# cute free patterns from deramores



## LadyBecket (Jun 26, 2012)

http://www.deramores.com/knit-along/


----------



## grandma clark (Oct 27, 2012)

this site does have nice free patterns


----------



## ultrahiggs (Jun 4, 2012)

Thanx for that - they are now nicely tucked away in my knitting folder on computer :thumbup:


----------



## jeanpfaz (Apr 24, 2013)

Thanks for the link! I downloaded several of these.


----------



## Florida Faye (Aug 12, 2011)

Thank you, Lady B.. I downloaded several. They are lovely!


----------



## irmalina (Jul 26, 2013)

loved the link.....downloaded several patterns


----------



## missmolly (Jun 8, 2011)

Thanks for posting. I've bookmarked 2 of the patterns! :thumbup: :thumbup:


----------



## run4fittness (May 22, 2011)

thanks!


----------



## judbert (Feb 4, 2013)

Love these patterns! I'm knitting the Rose Fairy Doll even as we speak, and the instructions are very clear. 

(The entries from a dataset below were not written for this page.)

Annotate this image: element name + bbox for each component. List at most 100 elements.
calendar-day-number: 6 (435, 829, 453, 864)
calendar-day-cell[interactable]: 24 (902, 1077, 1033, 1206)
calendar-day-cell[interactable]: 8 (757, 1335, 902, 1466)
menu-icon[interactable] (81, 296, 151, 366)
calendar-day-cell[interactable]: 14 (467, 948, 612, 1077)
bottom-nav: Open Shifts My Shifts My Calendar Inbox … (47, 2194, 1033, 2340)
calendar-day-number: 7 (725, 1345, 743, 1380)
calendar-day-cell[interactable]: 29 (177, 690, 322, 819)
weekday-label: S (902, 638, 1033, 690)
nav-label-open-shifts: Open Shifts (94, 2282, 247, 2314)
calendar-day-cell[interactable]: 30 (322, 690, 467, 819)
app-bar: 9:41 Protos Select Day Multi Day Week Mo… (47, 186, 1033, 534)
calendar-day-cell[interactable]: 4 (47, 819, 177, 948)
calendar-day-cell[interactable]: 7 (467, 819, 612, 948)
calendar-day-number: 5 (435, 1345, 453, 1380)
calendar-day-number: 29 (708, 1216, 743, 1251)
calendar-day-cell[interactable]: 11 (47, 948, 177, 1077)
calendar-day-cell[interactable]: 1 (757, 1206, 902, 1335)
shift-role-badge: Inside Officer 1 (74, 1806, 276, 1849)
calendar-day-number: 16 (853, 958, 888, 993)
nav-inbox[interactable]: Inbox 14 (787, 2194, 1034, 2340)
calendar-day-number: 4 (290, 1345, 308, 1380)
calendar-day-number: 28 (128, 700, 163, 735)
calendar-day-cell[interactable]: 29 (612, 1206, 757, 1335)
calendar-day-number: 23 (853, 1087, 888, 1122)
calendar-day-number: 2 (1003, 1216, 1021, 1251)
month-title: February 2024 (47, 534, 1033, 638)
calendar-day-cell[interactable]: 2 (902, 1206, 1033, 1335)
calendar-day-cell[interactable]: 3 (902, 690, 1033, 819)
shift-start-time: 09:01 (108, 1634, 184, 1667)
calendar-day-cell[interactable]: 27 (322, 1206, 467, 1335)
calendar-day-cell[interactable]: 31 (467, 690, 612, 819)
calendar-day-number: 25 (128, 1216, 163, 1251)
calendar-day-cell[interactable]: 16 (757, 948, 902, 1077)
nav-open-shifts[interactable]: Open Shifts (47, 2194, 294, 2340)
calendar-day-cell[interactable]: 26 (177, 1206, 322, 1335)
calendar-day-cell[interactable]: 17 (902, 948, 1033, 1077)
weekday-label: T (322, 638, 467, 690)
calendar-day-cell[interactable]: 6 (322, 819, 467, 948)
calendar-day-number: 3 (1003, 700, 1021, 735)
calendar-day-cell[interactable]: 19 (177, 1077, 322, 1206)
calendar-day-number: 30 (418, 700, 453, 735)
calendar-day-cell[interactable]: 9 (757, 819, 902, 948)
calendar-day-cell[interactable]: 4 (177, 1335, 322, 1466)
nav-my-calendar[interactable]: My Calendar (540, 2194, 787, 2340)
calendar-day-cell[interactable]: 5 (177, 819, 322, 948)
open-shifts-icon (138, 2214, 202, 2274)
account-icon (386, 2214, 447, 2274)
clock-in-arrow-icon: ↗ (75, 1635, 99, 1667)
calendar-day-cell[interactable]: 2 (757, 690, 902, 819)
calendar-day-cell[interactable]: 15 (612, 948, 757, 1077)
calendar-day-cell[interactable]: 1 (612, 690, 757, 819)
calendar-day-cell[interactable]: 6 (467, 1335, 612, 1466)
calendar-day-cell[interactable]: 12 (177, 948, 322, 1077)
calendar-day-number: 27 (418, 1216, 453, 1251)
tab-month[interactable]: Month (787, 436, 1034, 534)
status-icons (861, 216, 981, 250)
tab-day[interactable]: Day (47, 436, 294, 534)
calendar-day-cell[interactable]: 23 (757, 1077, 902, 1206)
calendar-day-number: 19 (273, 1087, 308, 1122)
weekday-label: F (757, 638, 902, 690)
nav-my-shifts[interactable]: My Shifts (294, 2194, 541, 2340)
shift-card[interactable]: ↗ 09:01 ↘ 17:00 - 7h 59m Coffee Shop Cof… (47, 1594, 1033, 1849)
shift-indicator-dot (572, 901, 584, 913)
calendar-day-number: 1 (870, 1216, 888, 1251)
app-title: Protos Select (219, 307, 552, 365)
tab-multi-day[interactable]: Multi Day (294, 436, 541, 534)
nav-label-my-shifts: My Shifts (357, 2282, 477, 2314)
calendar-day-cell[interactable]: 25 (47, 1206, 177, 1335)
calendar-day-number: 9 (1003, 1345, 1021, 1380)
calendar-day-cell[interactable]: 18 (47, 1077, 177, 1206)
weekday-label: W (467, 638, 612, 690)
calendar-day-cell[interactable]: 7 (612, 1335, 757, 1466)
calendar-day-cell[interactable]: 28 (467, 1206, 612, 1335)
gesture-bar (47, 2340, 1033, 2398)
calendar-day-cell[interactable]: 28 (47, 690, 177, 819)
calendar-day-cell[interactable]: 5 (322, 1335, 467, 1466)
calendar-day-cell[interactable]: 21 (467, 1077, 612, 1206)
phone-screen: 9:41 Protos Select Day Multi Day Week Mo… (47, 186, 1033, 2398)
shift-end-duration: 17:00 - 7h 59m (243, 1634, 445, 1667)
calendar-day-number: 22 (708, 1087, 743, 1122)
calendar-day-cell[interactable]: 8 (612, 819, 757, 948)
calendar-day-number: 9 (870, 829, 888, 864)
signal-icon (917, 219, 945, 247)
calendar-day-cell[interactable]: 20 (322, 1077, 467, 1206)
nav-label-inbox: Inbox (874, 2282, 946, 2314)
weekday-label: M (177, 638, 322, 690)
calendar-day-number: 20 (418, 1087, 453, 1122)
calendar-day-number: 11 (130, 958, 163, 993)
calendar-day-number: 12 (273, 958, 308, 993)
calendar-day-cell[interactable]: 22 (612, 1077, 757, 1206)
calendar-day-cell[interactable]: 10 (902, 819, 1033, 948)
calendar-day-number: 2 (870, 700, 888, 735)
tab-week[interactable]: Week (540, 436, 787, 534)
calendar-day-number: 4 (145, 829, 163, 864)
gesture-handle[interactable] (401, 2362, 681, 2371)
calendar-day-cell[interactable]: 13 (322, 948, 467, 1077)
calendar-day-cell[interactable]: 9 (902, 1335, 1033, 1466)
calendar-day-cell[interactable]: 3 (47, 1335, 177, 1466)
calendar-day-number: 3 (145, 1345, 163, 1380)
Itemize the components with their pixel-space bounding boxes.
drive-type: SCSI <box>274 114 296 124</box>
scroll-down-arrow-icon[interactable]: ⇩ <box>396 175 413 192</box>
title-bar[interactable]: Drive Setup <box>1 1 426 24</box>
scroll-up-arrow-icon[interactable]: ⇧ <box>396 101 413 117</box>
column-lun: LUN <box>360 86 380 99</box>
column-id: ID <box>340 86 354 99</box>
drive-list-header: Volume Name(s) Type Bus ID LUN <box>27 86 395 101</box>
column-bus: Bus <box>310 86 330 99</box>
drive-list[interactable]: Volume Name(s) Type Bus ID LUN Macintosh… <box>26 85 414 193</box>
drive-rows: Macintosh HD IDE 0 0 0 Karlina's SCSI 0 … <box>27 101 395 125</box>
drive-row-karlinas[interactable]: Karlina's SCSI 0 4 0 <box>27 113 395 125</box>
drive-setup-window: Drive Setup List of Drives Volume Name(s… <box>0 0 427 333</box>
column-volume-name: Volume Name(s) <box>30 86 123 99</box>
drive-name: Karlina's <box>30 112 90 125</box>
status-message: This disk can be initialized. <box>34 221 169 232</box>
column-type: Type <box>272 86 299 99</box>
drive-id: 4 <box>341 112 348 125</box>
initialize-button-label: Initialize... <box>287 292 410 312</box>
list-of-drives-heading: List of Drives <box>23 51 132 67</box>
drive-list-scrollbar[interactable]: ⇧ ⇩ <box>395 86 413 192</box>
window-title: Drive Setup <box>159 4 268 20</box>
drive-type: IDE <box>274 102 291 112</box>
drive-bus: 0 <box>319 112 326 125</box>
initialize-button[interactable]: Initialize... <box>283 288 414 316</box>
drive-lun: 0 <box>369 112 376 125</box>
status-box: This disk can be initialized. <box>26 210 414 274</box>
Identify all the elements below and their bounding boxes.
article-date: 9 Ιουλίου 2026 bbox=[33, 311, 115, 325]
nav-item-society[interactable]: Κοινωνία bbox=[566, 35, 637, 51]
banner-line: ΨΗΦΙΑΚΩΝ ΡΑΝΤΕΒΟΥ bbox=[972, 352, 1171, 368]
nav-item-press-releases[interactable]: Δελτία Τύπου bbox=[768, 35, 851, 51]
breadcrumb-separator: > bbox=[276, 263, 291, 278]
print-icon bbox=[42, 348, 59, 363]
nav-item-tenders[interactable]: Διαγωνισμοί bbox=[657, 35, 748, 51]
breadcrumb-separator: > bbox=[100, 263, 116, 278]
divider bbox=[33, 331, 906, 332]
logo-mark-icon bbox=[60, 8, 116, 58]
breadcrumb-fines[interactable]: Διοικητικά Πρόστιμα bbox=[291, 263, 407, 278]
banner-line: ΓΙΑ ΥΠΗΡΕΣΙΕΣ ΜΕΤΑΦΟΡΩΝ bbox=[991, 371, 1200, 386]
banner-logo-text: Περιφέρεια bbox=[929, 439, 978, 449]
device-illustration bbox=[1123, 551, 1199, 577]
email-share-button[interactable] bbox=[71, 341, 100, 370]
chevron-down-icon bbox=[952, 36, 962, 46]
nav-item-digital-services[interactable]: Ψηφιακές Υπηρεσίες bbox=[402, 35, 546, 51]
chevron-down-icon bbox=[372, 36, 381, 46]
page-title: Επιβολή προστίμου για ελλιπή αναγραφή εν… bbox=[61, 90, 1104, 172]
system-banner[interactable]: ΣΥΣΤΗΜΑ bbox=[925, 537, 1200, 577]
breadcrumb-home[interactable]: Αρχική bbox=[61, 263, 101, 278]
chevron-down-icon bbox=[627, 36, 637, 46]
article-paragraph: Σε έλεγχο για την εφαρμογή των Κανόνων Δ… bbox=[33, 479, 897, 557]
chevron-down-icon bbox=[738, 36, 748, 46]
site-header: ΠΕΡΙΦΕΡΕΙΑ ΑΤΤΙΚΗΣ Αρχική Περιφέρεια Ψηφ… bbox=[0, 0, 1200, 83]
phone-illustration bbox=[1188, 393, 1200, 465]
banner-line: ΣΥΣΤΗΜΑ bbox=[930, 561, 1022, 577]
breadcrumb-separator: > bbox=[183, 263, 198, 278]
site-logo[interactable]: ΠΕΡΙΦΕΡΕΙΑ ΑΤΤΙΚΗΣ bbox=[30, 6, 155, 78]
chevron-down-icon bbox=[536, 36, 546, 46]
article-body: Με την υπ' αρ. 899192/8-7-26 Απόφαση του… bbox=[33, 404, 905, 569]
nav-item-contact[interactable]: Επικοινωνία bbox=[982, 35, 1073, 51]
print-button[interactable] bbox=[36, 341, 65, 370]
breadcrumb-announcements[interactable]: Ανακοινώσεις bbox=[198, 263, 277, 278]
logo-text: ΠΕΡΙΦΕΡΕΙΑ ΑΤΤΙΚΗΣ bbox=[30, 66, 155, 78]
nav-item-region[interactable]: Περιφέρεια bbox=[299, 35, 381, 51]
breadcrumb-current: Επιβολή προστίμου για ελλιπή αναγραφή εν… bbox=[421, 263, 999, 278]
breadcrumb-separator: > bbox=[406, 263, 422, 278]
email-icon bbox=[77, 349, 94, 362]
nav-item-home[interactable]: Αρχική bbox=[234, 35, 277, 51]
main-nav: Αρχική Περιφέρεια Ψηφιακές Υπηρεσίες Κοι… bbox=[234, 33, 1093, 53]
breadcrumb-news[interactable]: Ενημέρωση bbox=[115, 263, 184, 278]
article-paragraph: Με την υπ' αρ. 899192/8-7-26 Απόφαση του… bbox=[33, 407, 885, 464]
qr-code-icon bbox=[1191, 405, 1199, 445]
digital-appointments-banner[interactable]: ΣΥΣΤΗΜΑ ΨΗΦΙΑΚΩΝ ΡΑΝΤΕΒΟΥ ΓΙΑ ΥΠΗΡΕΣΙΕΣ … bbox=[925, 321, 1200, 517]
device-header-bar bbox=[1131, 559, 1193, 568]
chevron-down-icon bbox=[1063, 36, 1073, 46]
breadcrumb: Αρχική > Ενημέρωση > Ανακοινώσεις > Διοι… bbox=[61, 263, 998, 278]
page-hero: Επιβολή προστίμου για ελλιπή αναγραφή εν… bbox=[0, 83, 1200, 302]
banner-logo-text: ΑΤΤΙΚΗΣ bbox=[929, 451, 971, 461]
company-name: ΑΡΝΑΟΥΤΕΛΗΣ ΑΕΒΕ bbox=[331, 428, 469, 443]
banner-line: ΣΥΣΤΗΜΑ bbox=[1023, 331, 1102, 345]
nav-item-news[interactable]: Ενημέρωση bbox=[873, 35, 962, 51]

Haven't had much experience (or interest)in toy making until now, but friends of ours have a 2 1/2 year-old daughter who really loves fairies. Her mom took her to the library recently, and after perusing all the fairy books, Katelyn explained that she was "disappointed" because they didn't tell her how to fly.


----------



## Marie from NC (Mar 3, 2013)

LadyBecket said:


> http://www.deramores.com/knit-along/


Thank you so much......have already printed several...... :thumbup: :thumbup:


----------



## kyterp (Mar 3, 2011)

Thank you!


----------



## dragonflylace (Jul 2, 2012)

thanks so much.....was looking for a baby dress pattern.


----------



## whitetail (Feb 19, 2011)

thank you, some nice things on there


----------



## whitetail (Feb 19, 2011)

thank you, some nice things on there


----------



## Mevbb (Sep 5, 2011)

Thanks, I bookmarked.


----------



## 13068 (Mar 23, 2011)

Cute patterns! Thanks!


----------



## maryannn (Feb 17, 2011)

LadyBecket said:


> http://www.deramores.com/knit-along/


Thanks for posting this. I downloaded the little owl sweater.


----------



## krankymax (Mar 5, 2012)

Thank you. I printed it out and see if I can knit this on my loom.

OOps forgot to mention, I printed out the bolero.


----------



## Kajapi (Aug 20, 2012)

Thanks for sharing this link. My pattern file is growing faster than I can knit.


----------



## Hannelore (Oct 26, 2011)

Thank you. Some nice patterns on there.


----------



## PhylD (Mar 2, 2013)

There's a pattern for four different baby sweaters. Thanks!


----------



## annehill (Feb 13, 2012)

Thanks downloaded


----------



## Mary Diaz (Mar 30, 2012)

Awesome! Thx for the link


----------



## Mary Diaz (Mar 30, 2012)

Awesome! Thx for the link


----------



## Nana5 (Aug 17, 2011)

She has some beautiful knit patterns....thanks for sharing the link.


----------